Google adds Crate to SQL services on GCE

Google has been on a big data push

Google has been on a big data push

Google has added open source distributed SQL data store Crate to the Google Compute Engine arsenal, the latest in a series of moves aimed at bolstering the company’s data services.

Crate is a distributed open source data store built on a high availability “shared-nothing” architecture that automatically shards and distributes data across all of nodes (and maintains several replicas for fault tolerance).

It uses SQL syntax but packs some NoSQL goodies as well (Elasticsearch, Presto, Lucene are among the components it implements).

“This means when a new node is added, the cluster automatically rebalances and can self-heal when a node is removed. All data is indexed, optimized, and compressed on ingest and is accessible using familiar SQL syntax through a RESTful API,” explained Tyler Randles, evangelist at Crate.

“Crate was built so developers won’t need to “glue” several technologies together to store documents or BLOBs, or support real-time search. It also helps dev-ops by eliminating the need for manual tuning, sharding, replication, and other operations required to keep a large data store in good health.”

The move is yet another attempt by Google to bolster its data services.
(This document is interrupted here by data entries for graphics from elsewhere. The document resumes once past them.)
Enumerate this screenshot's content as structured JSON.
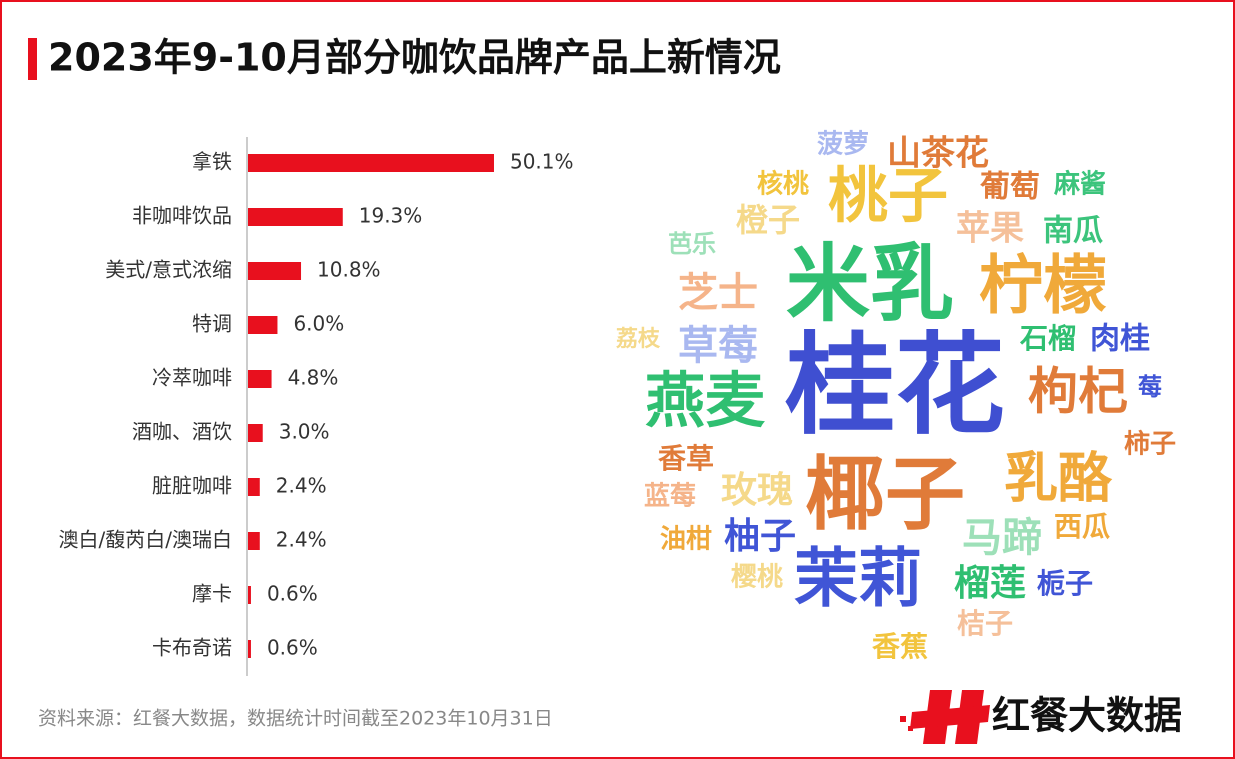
{
  "title": "2023年9-10月部分咖饮品牌产品上新情况",
  "source": "资料来源：红餐大数据，数据统计时间截至2023年10月31日",
  "logo": "红餐大数据",
  "chart_data": [
    {
      "type": "bar",
      "orientation": "horizontal",
      "color": "#e8101e",
      "categories": [
        "拿铁",
        "非咖啡饮品",
        "美式/意式浓缩",
        "特调",
        "冷萃咖啡",
        "酒咖、酒饮",
        "脏脏咖啡",
        "澳白/馥芮白/澳瑞白",
        "摩卡",
        "卡布奇诺"
      ],
      "values": [
        50.1,
        19.3,
        10.8,
        6.0,
        4.8,
        3.0,
        2.4,
        2.4,
        0.6,
        0.6
      ],
      "value_labels": [
        "50.1%",
        "19.3%",
        "10.8%",
        "6.0%",
        "4.8%",
        "3.0%",
        "2.4%",
        "2.4%",
        "0.6%",
        "0.6%"
      ]
    },
    {
      "type": "wordcloud",
      "words": [
        {
          "text": "菠萝",
          "color": "#a9b8f0"
        },
        {
          "text": "山茶花",
          "color": "#e07b39"
        },
        {
          "text": "核桃",
          "color": "#f2c43d"
        },
        {
          "text": "桃子",
          "color": "#f2c43d"
        },
        {
          "text": "葡萄",
          "color": "#e07b39"
        },
        {
          "text": "麻酱",
          "color": "#3cc47c"
        },
        {
          "text": "橙子",
          "color": "#f5d98a"
        },
        {
          "text": "苹果",
          "color": "#f5c09a"
        },
        {
          "text": "南瓜",
          "color": "#3cc47c"
        },
        {
          "text": "芭乐",
          "color": "#9de0b8"
        },
        {
          "text": "米乳",
          "color": "#2fbf71"
        },
        {
          "text": "柠檬",
          "color": "#f0a93a"
        },
        {
          "text": "芝士",
          "color": "#f5b48a"
        },
        {
          "text": "荔枝",
          "color": "#f5d98a"
        },
        {
          "text": "草莓",
          "color": "#a9b8f0"
        },
        {
          "text": "石榴",
          "color": "#2fbf71"
        },
        {
          "text": "肉桂",
          "color": "#4055d6"
        },
        {
          "text": "桂花",
          "color": "#3f4fd1"
        },
        {
          "text": "燕麦",
          "color": "#2fbf71"
        },
        {
          "text": "枸杞",
          "color": "#e07b39"
        },
        {
          "text": "莓",
          "color": "#4055d6"
        },
        {
          "text": "柿子",
          "color": "#e07b39"
        },
        {
          "text": "香草",
          "color": "#e07b39"
        },
        {
          "text": "乳酪",
          "color": "#f0a93a"
        },
        {
          "text": "椰子",
          "color": "#e07b39"
        },
        {
          "text": "玫瑰",
          "color": "#f5d98a"
        },
        {
          "text": "蓝莓",
          "color": "#f5b48a"
        },
        {
          "text": "马蹄",
          "color": "#9de0b8"
        },
        {
          "text": "西瓜",
          "color": "#f0a93a"
        },
        {
          "text": "油柑",
          "color": "#f0a93a"
        },
        {
          "text": "柚子",
          "color": "#4055d6"
        },
        {
          "text": "茉莉",
          "color": "#4055d6"
        },
        {
          "text": "樱桃",
          "color": "#f5d98a"
        },
        {
          "text": "榴莲",
          "color": "#2fbf71"
        },
        {
          "text": "栀子",
          "color": "#4055d6"
        },
        {
          "text": "桔子",
          "color": "#f5c09a"
        },
        {
          "text": "香蕉",
          "color": "#f2c43d"
        }
      ]
    }
  ]
}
Earlier this week the company revealed Bigtable, a fully managed NoSQL database service the company said combines its own internal database technology with open source Apache HBase APIs.

Last month the company announced the beta launch of Google Cloud Dataflow, a Java-based service that lets users build, deploy and run data processing pipelines for other applications like ETL, analytics, real-time computation, and process orchestration, while abstracting away all the other infrastructure bits like cluster management.